Words by Morgan Goodman

Eight or nine years ago, I came across a worn copy of Night Watch by Terry Pratchett, in a small town library somewhere in WA. It slipped its way past the first few blockades of my early adolescent tastes by ostensibly being a story about time travel, and in that respect I was probably disappointed; it lacked the Doctor Who-ish, Heinleinesque paradoxical hijinkery I had been looking for.

Instead, what I got was a sort of essay on sensible humanism wrapped in fantasy tropes to make it go down easy. It was a character study of a misanthrope and the city he protected so doggedly, and it was, at times, very grim but very heartfelt. And, it was funny— funny in a way nothing I had read before had been.  Night Watch was not the best introduction to the (bythatpoint) cosmically vast Discworld series, heavy with its established characters and continuing story threads; but I was captivated all the same. I finished it the same day and spent the next year ordering every scrap of Pratchett’s work I could find through local libraries — my favourites being the audiobooks read by Nigel Planer, which I listened to so often I could recite them, ridiculous accents included.

Comparisons are always made between Sir Terry’s style and that of Douglas Adams, author of that other single greatest series on Earth, and superficially, they’re appropriate. Both were happy enough to ignore conventions of viewpoint and even relevance to the story if they thought it would be funny, and both were making fun of the strangely restrictive and apparently arbitrary mindsets of their fellow humans. Both also delighted in silly names— but in Pratchett’s work, the characters attached to those names were people, not just punchlines. The lessons delivered as part of some satirical comment on the real world led to growth and change in his characters and his universe, and that gave them an emotional punch that Adams’ writing never fully had. Even in the silliest settings, like the Egypt-analogue Djelibeybi (which took me a few days to get as a teenager, sadly) or in stories that start as outright parodies of, say, Shakespeare, or of the sword and sandal fantasy of Robert E. Howard, by the end of the book there was always a legitimate sense of payoff. In a way, Pratchett was creating the world that he thought should exist by placing problems in his sandbox, and then approaching them with the cynical humanism that marked everything he wrote.

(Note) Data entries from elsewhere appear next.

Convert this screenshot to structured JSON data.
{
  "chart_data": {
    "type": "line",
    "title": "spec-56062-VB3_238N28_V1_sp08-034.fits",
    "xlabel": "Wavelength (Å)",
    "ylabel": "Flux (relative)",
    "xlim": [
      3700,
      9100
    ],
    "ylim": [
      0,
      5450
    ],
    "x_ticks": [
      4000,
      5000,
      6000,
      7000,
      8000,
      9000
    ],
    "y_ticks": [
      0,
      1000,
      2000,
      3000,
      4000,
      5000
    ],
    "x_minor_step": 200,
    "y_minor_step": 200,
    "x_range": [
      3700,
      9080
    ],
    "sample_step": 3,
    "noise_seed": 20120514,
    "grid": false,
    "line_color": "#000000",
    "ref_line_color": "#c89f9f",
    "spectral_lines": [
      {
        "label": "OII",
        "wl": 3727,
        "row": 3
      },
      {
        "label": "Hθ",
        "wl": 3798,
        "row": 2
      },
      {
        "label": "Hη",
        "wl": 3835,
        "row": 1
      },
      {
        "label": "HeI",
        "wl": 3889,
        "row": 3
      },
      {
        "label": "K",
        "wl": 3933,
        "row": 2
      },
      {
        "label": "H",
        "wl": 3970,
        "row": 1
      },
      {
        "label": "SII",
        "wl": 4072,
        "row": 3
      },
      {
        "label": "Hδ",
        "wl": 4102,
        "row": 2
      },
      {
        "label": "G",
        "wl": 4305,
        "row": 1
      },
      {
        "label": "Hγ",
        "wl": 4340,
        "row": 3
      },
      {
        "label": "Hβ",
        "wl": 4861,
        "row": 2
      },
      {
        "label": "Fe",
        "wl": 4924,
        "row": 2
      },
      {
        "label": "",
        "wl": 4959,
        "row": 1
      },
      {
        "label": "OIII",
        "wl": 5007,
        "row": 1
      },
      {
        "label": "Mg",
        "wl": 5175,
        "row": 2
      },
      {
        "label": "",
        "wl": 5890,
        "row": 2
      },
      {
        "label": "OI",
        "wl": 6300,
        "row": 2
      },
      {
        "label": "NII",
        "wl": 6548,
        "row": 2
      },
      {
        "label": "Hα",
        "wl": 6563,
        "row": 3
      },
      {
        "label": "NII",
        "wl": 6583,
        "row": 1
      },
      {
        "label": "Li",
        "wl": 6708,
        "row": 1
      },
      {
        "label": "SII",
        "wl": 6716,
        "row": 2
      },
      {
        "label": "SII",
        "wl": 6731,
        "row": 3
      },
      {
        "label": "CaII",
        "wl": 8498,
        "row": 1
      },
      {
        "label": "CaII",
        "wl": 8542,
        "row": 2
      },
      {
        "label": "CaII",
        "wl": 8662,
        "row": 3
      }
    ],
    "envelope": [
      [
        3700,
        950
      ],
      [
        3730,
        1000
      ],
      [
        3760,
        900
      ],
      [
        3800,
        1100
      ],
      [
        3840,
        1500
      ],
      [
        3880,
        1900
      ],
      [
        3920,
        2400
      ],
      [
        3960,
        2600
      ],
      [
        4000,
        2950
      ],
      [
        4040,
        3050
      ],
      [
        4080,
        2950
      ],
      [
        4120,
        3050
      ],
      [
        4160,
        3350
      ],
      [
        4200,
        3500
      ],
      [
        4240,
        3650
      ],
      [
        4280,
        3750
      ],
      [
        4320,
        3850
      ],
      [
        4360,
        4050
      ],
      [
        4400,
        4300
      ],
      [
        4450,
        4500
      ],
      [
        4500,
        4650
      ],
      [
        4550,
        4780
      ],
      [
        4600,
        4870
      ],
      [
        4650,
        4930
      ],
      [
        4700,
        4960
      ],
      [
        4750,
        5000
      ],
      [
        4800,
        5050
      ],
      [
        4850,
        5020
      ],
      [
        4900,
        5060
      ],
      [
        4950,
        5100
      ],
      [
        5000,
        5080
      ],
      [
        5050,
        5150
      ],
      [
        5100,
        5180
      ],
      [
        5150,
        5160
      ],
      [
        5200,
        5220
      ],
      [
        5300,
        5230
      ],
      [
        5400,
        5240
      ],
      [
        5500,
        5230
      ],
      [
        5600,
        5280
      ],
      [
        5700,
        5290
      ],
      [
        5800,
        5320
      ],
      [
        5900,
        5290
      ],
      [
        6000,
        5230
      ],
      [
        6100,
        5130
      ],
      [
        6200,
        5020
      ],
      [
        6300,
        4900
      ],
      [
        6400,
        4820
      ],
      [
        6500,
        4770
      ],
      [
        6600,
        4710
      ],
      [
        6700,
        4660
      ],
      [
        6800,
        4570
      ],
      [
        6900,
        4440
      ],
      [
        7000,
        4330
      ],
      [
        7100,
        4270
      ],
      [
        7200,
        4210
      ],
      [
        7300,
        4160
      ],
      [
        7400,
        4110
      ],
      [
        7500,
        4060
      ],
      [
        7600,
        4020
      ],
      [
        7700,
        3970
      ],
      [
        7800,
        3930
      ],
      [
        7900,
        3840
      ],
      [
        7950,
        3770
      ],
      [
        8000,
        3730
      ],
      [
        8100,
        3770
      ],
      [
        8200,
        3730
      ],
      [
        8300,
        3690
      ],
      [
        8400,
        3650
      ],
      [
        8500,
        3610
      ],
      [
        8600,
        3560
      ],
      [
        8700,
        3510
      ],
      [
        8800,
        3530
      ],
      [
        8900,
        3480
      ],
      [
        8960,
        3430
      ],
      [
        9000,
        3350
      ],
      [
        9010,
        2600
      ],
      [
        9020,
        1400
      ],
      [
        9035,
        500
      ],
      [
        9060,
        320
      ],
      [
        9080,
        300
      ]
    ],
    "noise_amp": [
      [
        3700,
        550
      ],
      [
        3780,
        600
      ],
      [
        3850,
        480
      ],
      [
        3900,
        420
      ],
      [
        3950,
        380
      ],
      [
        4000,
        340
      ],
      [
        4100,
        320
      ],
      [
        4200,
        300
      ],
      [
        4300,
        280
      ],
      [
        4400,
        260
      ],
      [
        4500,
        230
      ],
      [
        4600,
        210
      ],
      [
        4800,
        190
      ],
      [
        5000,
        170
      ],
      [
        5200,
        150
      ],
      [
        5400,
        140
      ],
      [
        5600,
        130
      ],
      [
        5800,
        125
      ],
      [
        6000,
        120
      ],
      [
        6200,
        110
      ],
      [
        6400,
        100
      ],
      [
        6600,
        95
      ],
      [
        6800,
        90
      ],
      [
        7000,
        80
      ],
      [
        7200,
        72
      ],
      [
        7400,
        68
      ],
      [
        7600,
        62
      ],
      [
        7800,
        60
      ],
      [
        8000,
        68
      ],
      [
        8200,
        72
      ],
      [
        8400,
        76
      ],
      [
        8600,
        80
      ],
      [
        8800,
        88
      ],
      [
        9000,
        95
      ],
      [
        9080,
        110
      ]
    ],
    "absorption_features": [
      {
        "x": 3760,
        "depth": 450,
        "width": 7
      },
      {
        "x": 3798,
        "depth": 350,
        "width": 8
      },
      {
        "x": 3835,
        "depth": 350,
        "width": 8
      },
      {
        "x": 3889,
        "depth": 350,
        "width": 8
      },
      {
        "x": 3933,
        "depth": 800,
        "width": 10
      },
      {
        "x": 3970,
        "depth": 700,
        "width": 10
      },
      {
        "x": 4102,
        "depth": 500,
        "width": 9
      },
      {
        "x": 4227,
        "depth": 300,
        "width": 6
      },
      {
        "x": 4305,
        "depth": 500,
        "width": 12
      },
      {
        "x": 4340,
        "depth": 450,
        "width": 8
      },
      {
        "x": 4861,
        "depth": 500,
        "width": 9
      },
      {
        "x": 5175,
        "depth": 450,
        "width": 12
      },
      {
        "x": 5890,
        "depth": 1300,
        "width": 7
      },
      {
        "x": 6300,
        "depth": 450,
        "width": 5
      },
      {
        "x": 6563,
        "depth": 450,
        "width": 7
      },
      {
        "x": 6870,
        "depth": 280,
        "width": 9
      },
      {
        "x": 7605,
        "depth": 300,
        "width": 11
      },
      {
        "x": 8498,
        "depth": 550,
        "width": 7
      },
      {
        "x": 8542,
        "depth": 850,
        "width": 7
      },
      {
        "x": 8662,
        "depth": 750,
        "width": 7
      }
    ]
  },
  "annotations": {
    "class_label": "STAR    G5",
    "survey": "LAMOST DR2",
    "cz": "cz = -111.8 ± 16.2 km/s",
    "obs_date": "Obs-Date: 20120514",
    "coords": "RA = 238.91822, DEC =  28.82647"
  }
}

This attitude to fiction is most obvious in the development of Ankh-Morpork. The city was first introduced in The Colour of Magic as a Dungeons and Dragons-style wretched hive of criminals and self-interested denizens, with a river so polluted you couldn’t drown in it, only suffocate. When we returned to the city in following novels, it wasn’t that the criminals had disappeared, the citizens had become a more civic-minded, or the river Ankh less polluted. This state was part of its fundamental nature and was fertile ground for a great deal of humour. Over the course of the entire Discworld series though, it underwent a number of social and industrial revolutions as Pratchett determined to skewer this or that aspect of modern life – tabloid journalism, or religious extremism. The cumulative effect was to create a fantasy icon that felt like a real city. Every time a new novel returned to Ankh-Morpork these elements had been incorporated into its black, rotten heart— and it was a better place for it.

If Ankh-Morpork represented the world as Pratchett wanted to see it, then Samuel Vimes and Granny Weatherwax are the characters that epitomise the worldview that informed his writing. Both are deeply cynical, misanthropic and intolerant; both are deeply flawed and at times quite stupid, but both are also devoted to upholding a code of ethics and fighting injustice, with an almost Kantian desire to do Right, despite any personal misgivings. Pratchett was always keen to point out the fallibility of his heroes— whether parodically or seriously— and the most severe flaw anyone could suffer under his pen was to be stupid. More often than not, his villains were driven by their own wilful stupidity and desire to resist sensible reform. On the flip side, his heroes were defined more by their attitude and outlook than superpowers or destiny. Sure, more classical action-fantasy protagonists exist on the Disc, but they are regarded with the cautious derision that one might accord especially stupid narcissists and sociopaths. What Terry Pratchett fought against was every kind of exceptionalism in his writing— arguing that all anyone really needs to make the world that little bit better is a healthy amount of cynicism, some common sense, and a desire to do some good, somewhere. For that thoroughly sensible moral education, I am grateful to him, and will miss him a great deal.